The flying fox is the largest bat in Australia – the wingspan can be a metre, and it can weigh 1 kilogram.

Flying foxes, unlike insect-eating bats, do not echolocate, but instead use their large eyes to find food. They leave their roots or ‘camps’ at night and can travel up to 50 kilometres in search of it. In captivity they have lived up to 23 years, but in the wild where disease, predation by eagles, goannas and snakes, and heat waves take a toll, they might live to 15 years.

Adults mate between March and May, and a single young is born six months later, between September and November. Babies are carried by their mothers for the first three weeks or so until they get too heavy, then parked in maternity camps in ‘creches’. They can fly and follow their mothers after three months, but are not weaned until five or six months old.

These megabats are keystone pollinators and known seed dispersers for nearly 190 species of native trees and plants, including rainforest figs and vines. Their fur goes all the way down their legs to the ankles, rather than stopping at the knees as in the other flying fox species – the little red, black and spectacled flying foxes.
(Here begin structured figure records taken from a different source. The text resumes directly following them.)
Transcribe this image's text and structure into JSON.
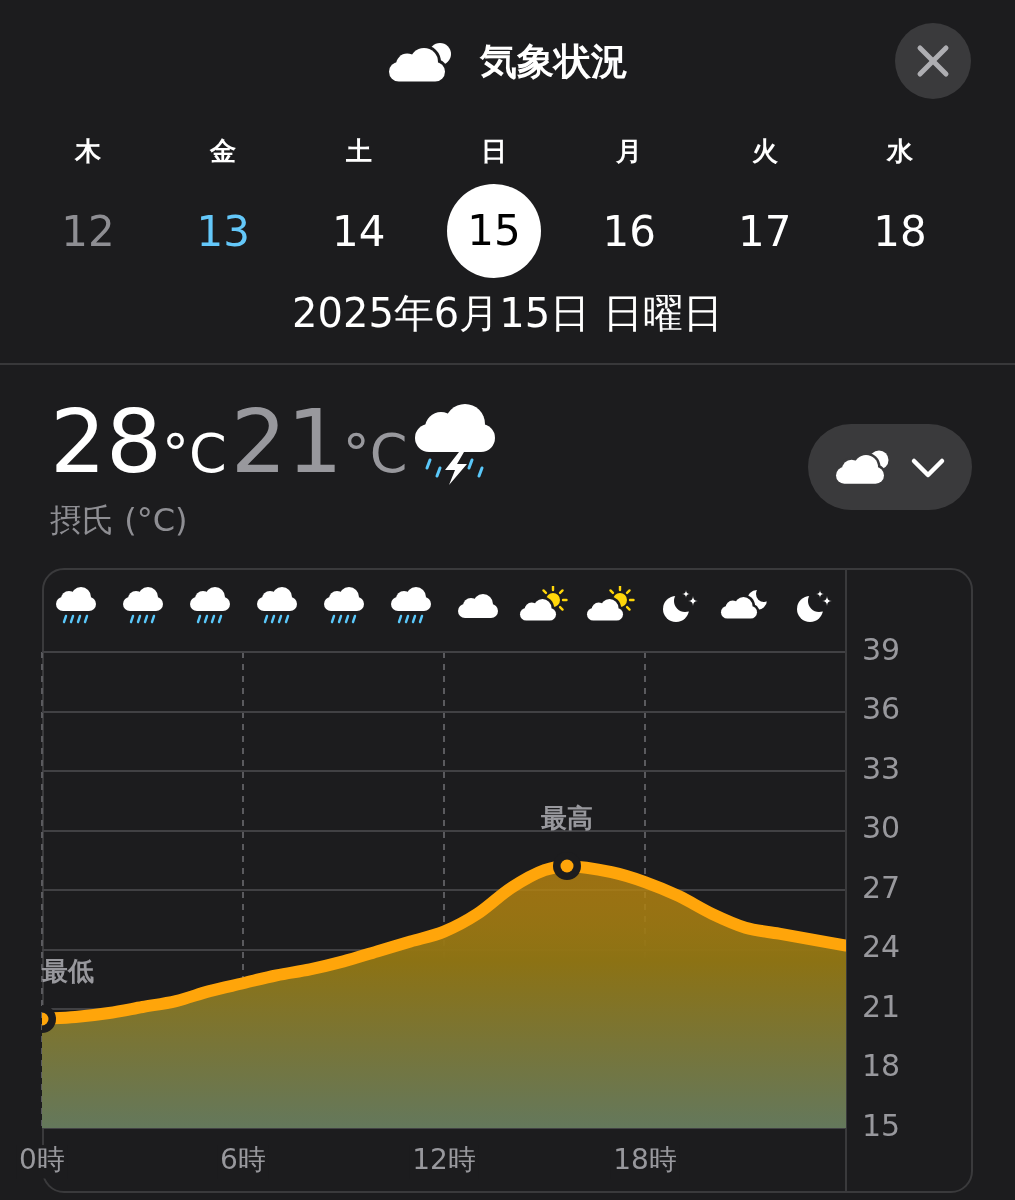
{
  "chart_data": {
    "type": "area",
    "title": "気象状況",
    "subtitle": "2025年6月15日 日曜日",
    "x": [
      0,
      1,
      2,
      3,
      4,
      5,
      6,
      7,
      8,
      9,
      10,
      11,
      12,
      13,
      14,
      15,
      15.67,
      17,
      18,
      19,
      20,
      21,
      22,
      23,
      24
    ],
    "series": [
      {
        "color": "#ffa50a",
        "values": [
          20.5,
          20.6,
          20.8,
          21.1,
          21.4,
          21.9,
          22.3,
          22.7,
          23.0,
          23.4,
          23.9,
          24.4,
          24.9,
          25.8,
          27.1,
          28.0,
          28.2,
          27.9,
          27.4,
          26.7,
          25.8,
          25.1,
          24.8,
          24.5,
          24.2
        ]
      }
    ],
    "xlim": [
      0,
      24
    ],
    "xticks": [
      {
        "value": 0,
        "label": "0時"
      },
      {
        "value": 6,
        "label": "6時"
      },
      {
        "value": 12,
        "label": "12時"
      },
      {
        "value": 18,
        "label": "18時"
      }
    ],
    "ylim": [
      15,
      39
    ],
    "yticks": [
      15,
      18,
      21,
      24,
      27,
      30,
      33,
      36,
      39
    ],
    "grid": true,
    "annotations": [
      {
        "text": "最低",
        "x": 0,
        "y": 20.5
      },
      {
        "text": "最高",
        "x": 15.67,
        "y": 28.2
      },
      "木",
      "金",
      "土",
      "日",
      "月",
      "火",
      "水",
      "12",
      "13",
      "14",
      "15",
      "16",
      "17",
      "18",
      "28°C",
      "21°C",
      "摂氏 (°C)"
    ]
  }
}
At one stage it was thought that they were primates, but DNA analysis has shown that this is not so.

I once spent an afternoon with a group of them in a bat hospital. I was warned that they were very curious and had individual personalities so I should be prepared for anything. While I stood very still, several swung over upside down (from my point of view) on the aviary’s wires to give me a good sniffing. What beautiful faces – I immediately fell in love with these cute and furry charmers! Because they unfortunately can carry viruses that (extremely rarely) cross over to humans, I was not allowed to touch them. Bat carers are vaccinated against those viruses. If you see one, say, on an electric wire or barbed wire, or tangled in bird-netting in the backyard, it is important not to touch it but to call a wildlife carer so that it (or the young if an adult female has died) can be taken into care.